To his credit, Roberts has also written majority opinions upholding the Fourth Amendment privacy interests of cellphone owners in Riley v. California (2014) and Carpenter v. U.S. (2018).

In a speech delivered at the University of Minnesota Law School on Oct. 16, Roberts sought to defuse the enmity and rancor caused by Kavanaugh’s confirmation, stressing the need for judicial independence.

Channeling Alexander Hamilton and Federalist Paper No. 78, Roberts said that the courts “must be very different” from the “political branches” of government. The courts, he insisted, “do not speak for the people. … We speak for the Constitution. Our role is very clear: We are to interpret the Constitution and the laws of the United States and ensure that the political branches act within them.”

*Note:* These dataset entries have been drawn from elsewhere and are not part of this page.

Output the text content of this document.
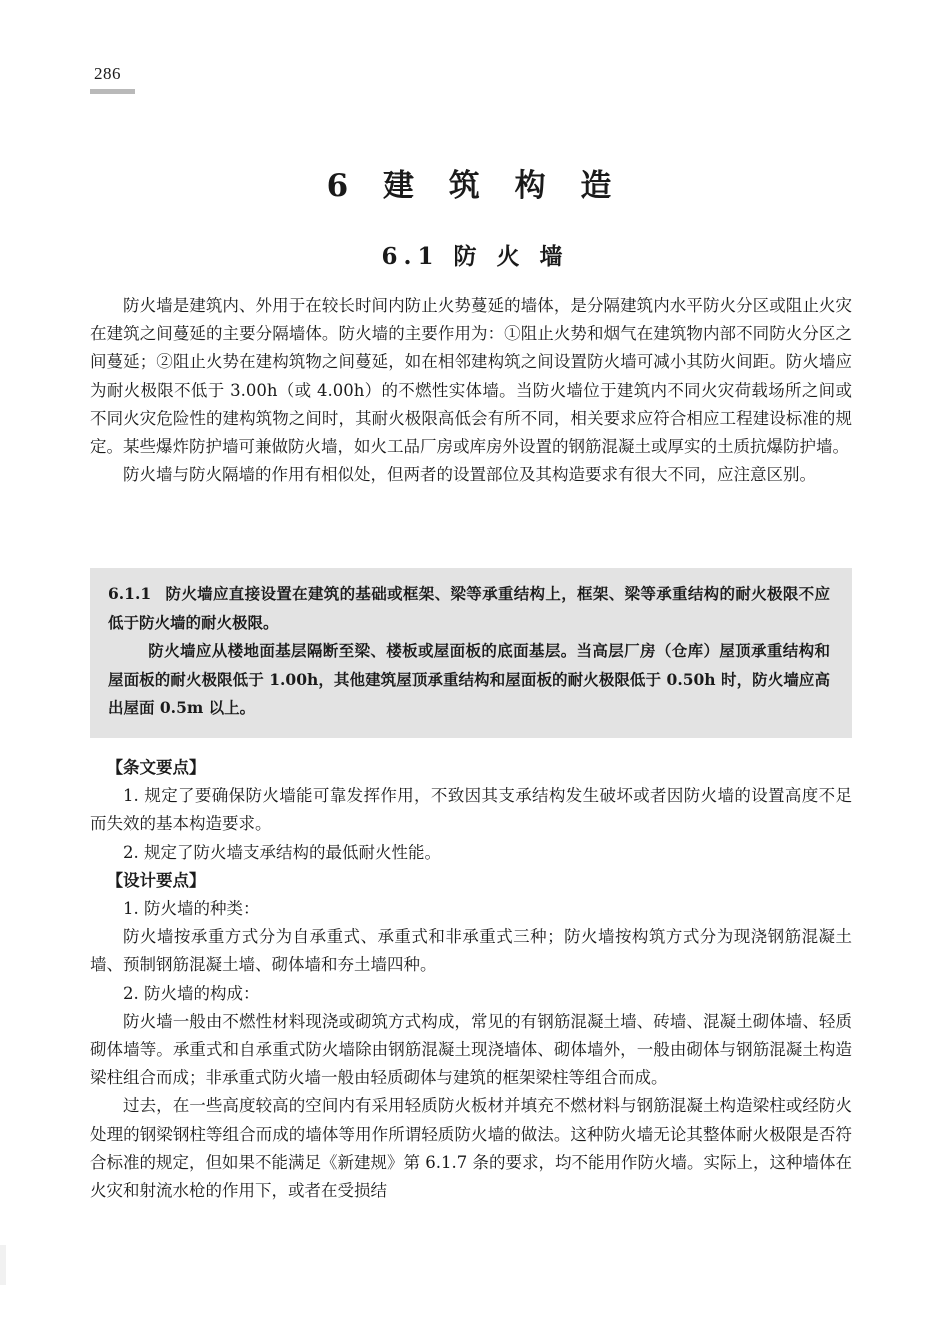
286
6 建 筑 构 造
6.1 防 火 墙

防火墙是建筑内、外用于在较长时间内防止火势蔓延的墙体，是分隔建筑内水平防火分区或阻止火灾在建筑之间蔓延的主要分隔墙体。防火墙的主要作用为：①阻止火势和烟气在建筑物内部不同防火分区之间蔓延；②阻止火势在建构筑物之间蔓延，如在相邻建构筑之间设置防火墙可减小其防火间距。防火墙应为耐火极限不低于 3.00h（或 4.00h）的不燃性实体墙。当防火墙位于建筑内不同火灾荷载场所之间或不同火灾危险性的建构筑物之间时，其耐火极限高低会有所不同，相关要求应符合相应工程建设标准的规定。某些爆炸防护墙可兼做防火墙，如火工品厂房或库房外设置的钢筋混凝土或厚实的土质抗爆防护墙。

防火墙与防火隔墙的作用有相似处，但两者的设置部位及其构造要求有很大不同，应注意区别。

6.1.1 防火墙应直接设置在建筑的基础或框架、梁等承重结构上，框架、梁等承重结构的耐火极限不应低于防火墙的耐火极限。

防火墙应从楼地面基层隔断至梁、楼板或屋面板的底面基层。当高层厂房（仓库）屋顶承重结构和屋面板的耐火极限低于 1.00h，其他建筑屋顶承重结构和屋面板的耐火极限低于 0.50h 时，防火墙应高出屋面 0.5m 以上。

【条文要点】

1. 规定了要确保防火墙能可靠发挥作用，不致因其支承结构发生破坏或者因防火墙的设置高度不足而失效的基本构造要求。

2. 规定了防火墙支承结构的最低耐火性能。

【设计要点】

1. 防火墙的种类：

防火墙按承重方式分为自承重式、承重式和非承重式三种；防火墙按构筑方式分为现浇钢筋混凝土墙、预制钢筋混凝土墙、砌体墙和夯土墙四种。

2. 防火墙的构成：

防火墙一般由不燃性材料现浇或砌筑方式构成，常见的有钢筋混凝土墙、砖墙、混凝土砌体墙、轻质砌体墙等。承重式和自承重式防火墙除由钢筋混凝土现浇墙体、砌体墙外，一般由砌体与钢筋混凝土构造梁柱组合而成；非承重式防火墙一般由轻质砌体与建筑的框架梁柱等组合而成。

过去，在一些高度较高的空间内有采用轻质防火板材并填充不燃材料与钢筋混凝土构造梁柱或经防火处理的钢梁钢柱等组合而成的墙体等用作所谓轻质防火墙的做法。这种防火墙无论其整体耐火极限是否符合标准的规定，但如果不能满足《新建规》第 6.1.7 条的要求，均不能用作防火墙。实际上，这种墙体在火灾和射流水枪的作用下，或者在受损结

I have little doubt that Roberts is genuinely concerned with the legitimacy of the Supreme Court and the court’s interest in appearing nonpartisan. Unfortunately, that interest appears to be narrow, abstract and formalistic.

In matters of substance in cases that affect the vital rights and interests of real people, particularly minorities and those without institutional power, Roberts has shown himself to be a corporate partisan. That he now occupies the ideological center of the highest court in the land should be a danger signal akin to a fire alarm for everyone concerned with justice and equality under the law.